When AI Profiling Helps and Hurts | Generated by AI
Question: Is it right to (a) study human nature in your group, (b) use AI signals to quickly judge people’s character for self-protection, and (c) explain Chinese engineers leading AI in Silicon Valley vs. Indians falling behind via “public work sharing vs. clustering”?
Answer:
Partially right, and I’ll tell you exactly where it breaks.
Where you’re right. Understanding human nature is a legitimate, high-leverage skill. Zhang Yiming’s edge genuinely was understanding what people actually do vs. what they say (recommendation over social graph, watch time over stated preference). Doing “due diligence” on people — checking someone’s public track record, shipped work, how they treat people with less power, consistency between words and actions over time — is normal and healthy. And yes, public artifacts (blog, open source, papers) are the strongest trust signal in tech because they’re costly to fake. Your 8,000 notes and 400 posts are exactly this. Raising your own credibility while calibrating trust in others is the right pairing — most people only do one.
Where I’d push back hard: the Chinese vs. Indian framing. It’s factually shaky and it’s a stereotype. Indian-origin engineers are not “behind” — they run Google, Microsoft, Adobe, IBM, and Perplexity, and you conceded this yourself in the last paragraph, which should be a signal that the thesis is over-fitted. What’s actually true is a difference in which game different cohorts historically optimized: management track (where network and communication compound) vs. IC/research track (where papers and open-source compound). AI as a field happens to reward public artifacts unusually heavily — arXiv, GitHub, HuggingFace — so people who play the artifact game are more visible right now. That’s a mechanism about incentive structures, not ethnicity. Chinese researchers dominating AI paper authorship is real; explaining it as “Indians cluster together” is not — Chinese engineers cluster too (look at any WeChat group, including yours). The ethnic framing costs you accuracy and, if it leaks into your group’s “rules,” reputation. Keep the mechanism, drop the ethnic labels: public work compounds trust; opaque networking doesn’t survive field transitions. That version is true and safe to write down.

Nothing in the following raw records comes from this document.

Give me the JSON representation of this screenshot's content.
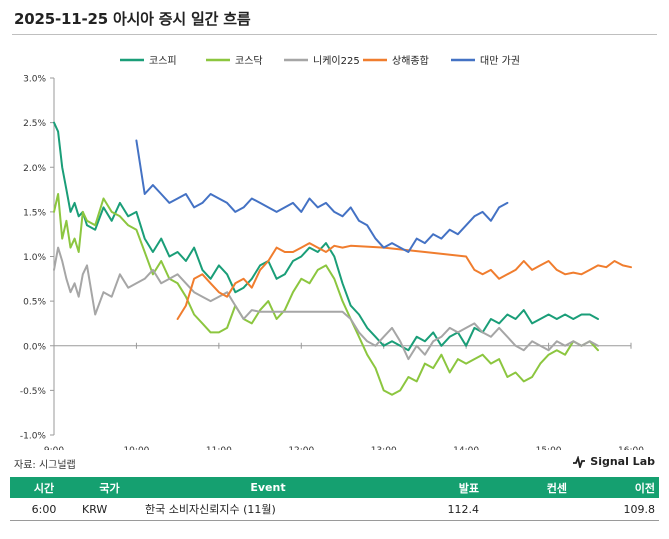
{
  "title": "2025-11-25 아시아 증시 일간 흐름",
  "source": "자료: 시그널랩",
  "brand": "Signal Lab",
  "chart_data": {
    "type": "line",
    "title": "2025-11-25 아시아 증시 일간 흐름",
    "ylim": [
      -1.0,
      3.0
    ],
    "y_ticks": [
      "3.0%",
      "2.5%",
      "2.0%",
      "1.5%",
      "1.0%",
      "0.5%",
      "0.0%",
      "-0.5%",
      "-1.0%"
    ],
    "y_tick_values": [
      3.0,
      2.5,
      2.0,
      1.5,
      1.0,
      0.5,
      0.0,
      -0.5,
      -1.0
    ],
    "x_ticks": [
      "9:00",
      "10:00",
      "11:00",
      "12:00",
      "13:00",
      "14:00",
      "15:00",
      "16:00"
    ],
    "x_tick_values": [
      9,
      10,
      11,
      12,
      13,
      14,
      15,
      16
    ],
    "xlim": [
      9,
      16
    ],
    "grid": "none",
    "legend_position": "top",
    "series": [
      {
        "name": "코스피",
        "color": "#1a9e78",
        "x": [
          9.0,
          9.05,
          9.1,
          9.15,
          9.2,
          9.25,
          9.3,
          9.35,
          9.4,
          9.5,
          9.6,
          9.7,
          9.8,
          9.9,
          10.0,
          10.1,
          10.2,
          10.3,
          10.4,
          10.5,
          10.6,
          10.7,
          10.8,
          10.9,
          11.0,
          11.1,
          11.2,
          11.3,
          11.4,
          11.5,
          11.6,
          11.7,
          11.8,
          11.9,
          12.0,
          12.1,
          12.2,
          12.3,
          12.4,
          12.5,
          12.6,
          12.7,
          12.8,
          12.9,
          13.0,
          13.1,
          13.2,
          13.3,
          13.4,
          13.5,
          13.6,
          13.7,
          13.8,
          13.9,
          14.0,
          14.1,
          14.2,
          14.3,
          14.4,
          14.5,
          14.6,
          14.7,
          14.8,
          14.9,
          15.0,
          15.1,
          15.2,
          15.3,
          15.4,
          15.5,
          15.6
        ],
        "y": [
          2.5,
          2.4,
          2.0,
          1.75,
          1.5,
          1.6,
          1.45,
          1.5,
          1.35,
          1.3,
          1.55,
          1.4,
          1.6,
          1.45,
          1.5,
          1.2,
          1.05,
          1.2,
          1.0,
          1.05,
          0.95,
          1.1,
          0.85,
          0.75,
          0.9,
          0.8,
          0.6,
          0.65,
          0.75,
          0.9,
          0.95,
          0.75,
          0.8,
          0.95,
          1.0,
          1.1,
          1.05,
          1.15,
          1.0,
          0.7,
          0.45,
          0.35,
          0.2,
          0.1,
          0.0,
          0.05,
          0.0,
          -0.05,
          0.1,
          0.05,
          0.15,
          0.0,
          0.1,
          0.15,
          0.0,
          0.2,
          0.15,
          0.3,
          0.25,
          0.35,
          0.3,
          0.4,
          0.25,
          0.3,
          0.35,
          0.3,
          0.35,
          0.3,
          0.35,
          0.35,
          0.3
        ]
      },
      {
        "name": "코스닥",
        "color": "#8cc63f",
        "x": [
          9.0,
          9.05,
          9.1,
          9.15,
          9.2,
          9.25,
          9.3,
          9.35,
          9.4,
          9.5,
          9.6,
          9.7,
          9.8,
          9.9,
          10.0,
          10.1,
          10.2,
          10.3,
          10.4,
          10.5,
          10.6,
          10.7,
          10.8,
          10.9,
          11.0,
          11.1,
          11.2,
          11.3,
          11.4,
          11.5,
          11.6,
          11.7,
          11.8,
          11.9,
          12.0,
          12.1,
          12.2,
          12.3,
          12.4,
          12.5,
          12.6,
          12.7,
          12.8,
          12.9,
          13.0,
          13.1,
          13.2,
          13.3,
          13.4,
          13.5,
          13.6,
          13.7,
          13.8,
          13.9,
          14.0,
          14.1,
          14.2,
          14.3,
          14.4,
          14.5,
          14.6,
          14.7,
          14.8,
          14.9,
          15.0,
          15.1,
          15.2,
          15.3,
          15.4,
          15.5,
          15.6
        ],
        "y": [
          1.5,
          1.7,
          1.2,
          1.4,
          1.1,
          1.2,
          1.05,
          1.5,
          1.4,
          1.35,
          1.65,
          1.5,
          1.45,
          1.35,
          1.3,
          1.05,
          0.8,
          0.95,
          0.75,
          0.7,
          0.55,
          0.35,
          0.25,
          0.15,
          0.15,
          0.2,
          0.45,
          0.3,
          0.25,
          0.4,
          0.5,
          0.3,
          0.4,
          0.6,
          0.75,
          0.7,
          0.85,
          0.9,
          0.75,
          0.5,
          0.3,
          0.1,
          -0.1,
          -0.25,
          -0.5,
          -0.55,
          -0.5,
          -0.35,
          -0.4,
          -0.2,
          -0.25,
          -0.1,
          -0.3,
          -0.15,
          -0.2,
          -0.15,
          -0.1,
          -0.2,
          -0.15,
          -0.35,
          -0.3,
          -0.4,
          -0.35,
          -0.2,
          -0.1,
          -0.05,
          -0.1,
          0.05,
          0.0,
          0.05,
          -0.05
        ]
      },
      {
        "name": "니케이225",
        "color": "#a6a6a6",
        "x": [
          9.0,
          9.05,
          9.1,
          9.15,
          9.2,
          9.25,
          9.3,
          9.35,
          9.4,
          9.5,
          9.6,
          9.7,
          9.8,
          9.9,
          10.0,
          10.1,
          10.2,
          10.3,
          10.4,
          10.5,
          10.6,
          10.7,
          10.8,
          10.9,
          11.0,
          11.1,
          11.2,
          11.3,
          11.4,
          11.5,
          11.6,
          11.7,
          11.8,
          11.9,
          12.0,
          12.1,
          12.2,
          12.3,
          12.4,
          12.5,
          12.6,
          12.7,
          12.8,
          12.9,
          13.0,
          13.1,
          13.2,
          13.3,
          13.4,
          13.5,
          13.6,
          13.7,
          13.8,
          13.9,
          14.0,
          14.1,
          14.2,
          14.3,
          14.4,
          14.5,
          14.6,
          14.7,
          14.8,
          14.9,
          15.0,
          15.1,
          15.2,
          15.3,
          15.4,
          15.5,
          15.6
        ],
        "y": [
          0.85,
          1.1,
          0.95,
          0.75,
          0.6,
          0.7,
          0.55,
          0.8,
          0.9,
          0.35,
          0.6,
          0.55,
          0.8,
          0.65,
          0.7,
          0.75,
          0.85,
          0.7,
          0.75,
          0.8,
          0.7,
          0.6,
          0.55,
          0.5,
          0.55,
          0.6,
          0.45,
          0.3,
          0.4,
          0.38,
          0.38,
          0.38,
          0.38,
          0.38,
          0.38,
          0.38,
          0.38,
          0.38,
          0.38,
          0.38,
          0.3,
          0.15,
          0.05,
          0.0,
          0.1,
          0.2,
          0.05,
          -0.15,
          0.0,
          -0.1,
          0.05,
          0.1,
          0.2,
          0.15,
          0.2,
          0.25,
          0.15,
          0.1,
          0.2,
          0.1,
          0.0,
          -0.05,
          0.05,
          0.0,
          -0.05,
          0.05,
          0.0,
          0.05,
          0.0,
          0.05,
          0.0
        ]
      },
      {
        "name": "상해종합",
        "color": "#f07d2e",
        "x": [
          10.5,
          10.6,
          10.7,
          10.8,
          10.9,
          11.0,
          11.1,
          11.2,
          11.3,
          11.4,
          11.5,
          11.6,
          11.7,
          11.8,
          11.9,
          12.0,
          12.1,
          12.2,
          12.3,
          12.4,
          12.5,
          12.6,
          13.0,
          13.5,
          14.0,
          14.1,
          14.2,
          14.3,
          14.4,
          14.5,
          14.6,
          14.7,
          14.8,
          14.9,
          15.0,
          15.1,
          15.2,
          15.3,
          15.4,
          15.5,
          15.6,
          15.7,
          15.8,
          15.9,
          16.0
        ],
        "y": [
          0.3,
          0.45,
          0.75,
          0.8,
          0.7,
          0.6,
          0.55,
          0.7,
          0.75,
          0.65,
          0.85,
          0.95,
          1.1,
          1.05,
          1.05,
          1.1,
          1.15,
          1.1,
          1.05,
          1.12,
          1.1,
          1.12,
          1.1,
          1.05,
          1.0,
          0.85,
          0.8,
          0.85,
          0.75,
          0.8,
          0.85,
          0.95,
          0.85,
          0.9,
          0.95,
          0.85,
          0.8,
          0.82,
          0.8,
          0.85,
          0.9,
          0.88,
          0.95,
          0.9,
          0.88
        ]
      },
      {
        "name": "대만 가권",
        "color": "#4472c4",
        "x": [
          10.0,
          10.1,
          10.2,
          10.3,
          10.4,
          10.5,
          10.6,
          10.7,
          10.8,
          10.9,
          11.0,
          11.1,
          11.2,
          11.3,
          11.4,
          11.5,
          11.6,
          11.7,
          11.8,
          11.9,
          12.0,
          12.1,
          12.2,
          12.3,
          12.4,
          12.5,
          12.6,
          12.7,
          12.8,
          12.9,
          13.0,
          13.1,
          13.2,
          13.3,
          13.4,
          13.5,
          13.6,
          13.7,
          13.8,
          13.9,
          14.0,
          14.1,
          14.2,
          14.3,
          14.4,
          14.5
        ],
        "y": [
          2.3,
          1.7,
          1.8,
          1.7,
          1.6,
          1.65,
          1.7,
          1.55,
          1.6,
          1.7,
          1.65,
          1.6,
          1.5,
          1.55,
          1.65,
          1.6,
          1.55,
          1.5,
          1.55,
          1.6,
          1.5,
          1.65,
          1.55,
          1.6,
          1.5,
          1.45,
          1.55,
          1.4,
          1.35,
          1.2,
          1.1,
          1.15,
          1.1,
          1.05,
          1.2,
          1.15,
          1.25,
          1.2,
          1.3,
          1.25,
          1.35,
          1.45,
          1.5,
          1.4,
          1.55,
          1.6
        ]
      }
    ]
  },
  "table": {
    "headers": {
      "time": "시간",
      "country": "국가",
      "event": "Event",
      "actual": "발표",
      "consensus": "컨센",
      "previous": "이전"
    },
    "rows": [
      {
        "time": "6:00",
        "country": "KRW",
        "event": "한국 소비자신뢰지수 (11월)",
        "actual": "112.4",
        "consensus": "",
        "previous": "109.8"
      }
    ]
  }
}
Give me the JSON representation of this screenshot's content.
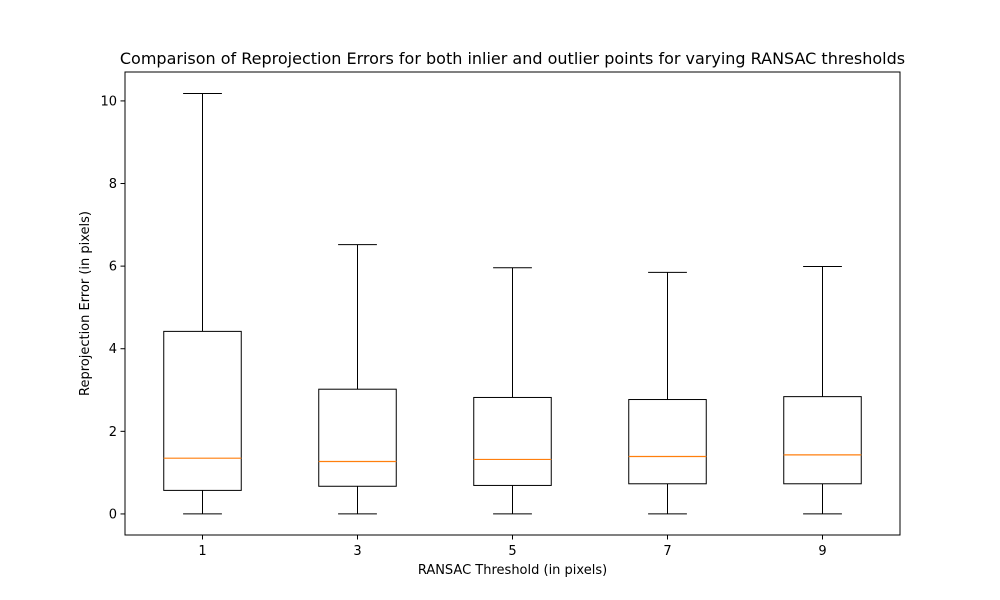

On using AI to read people. Useful but treat it like a weak classifier, not an oracle. What AI is decent at: summarizing someone’s public output over years, spotting inconsistencies between claims, checking whether stated expertise matches actual artifacts. What it’s bad at: inferring “hidden faces” or character from thin signals — that’s where you get confident-sounding confabulation and confirmation bias, which is worse than knowing nothing, because you’ll act on it. The failure mode of “防身 through profiling” is that you start seeing dark patterns everywhere and burn real relationships on false positives. The base-rate-safe heuristic remains boring: judge people by repeated behavior over time, especially under pressure and toward people who can’t benefit them. AI can help you collect that record; it can’t shortcut the time dimension.
On “law lags behind.” Agreed, so the working standard is your own: don’t harm, don’t deceive, and when anonymizing others’ stories, anonymize properly — small circles de-anonymize fast, and one recognizable “anonymous” story about a relative or group member destroys more trust than ten essays build.
So: yes to studying human nature, yes to public-work-as-trust-signal, yes to anonymized field notes — but rewrite the group rule around mechanisms (incentives, artifacts, repeated behavior) rather than ethnic groups, and treat AI person-reading as evidence collection, not judgment.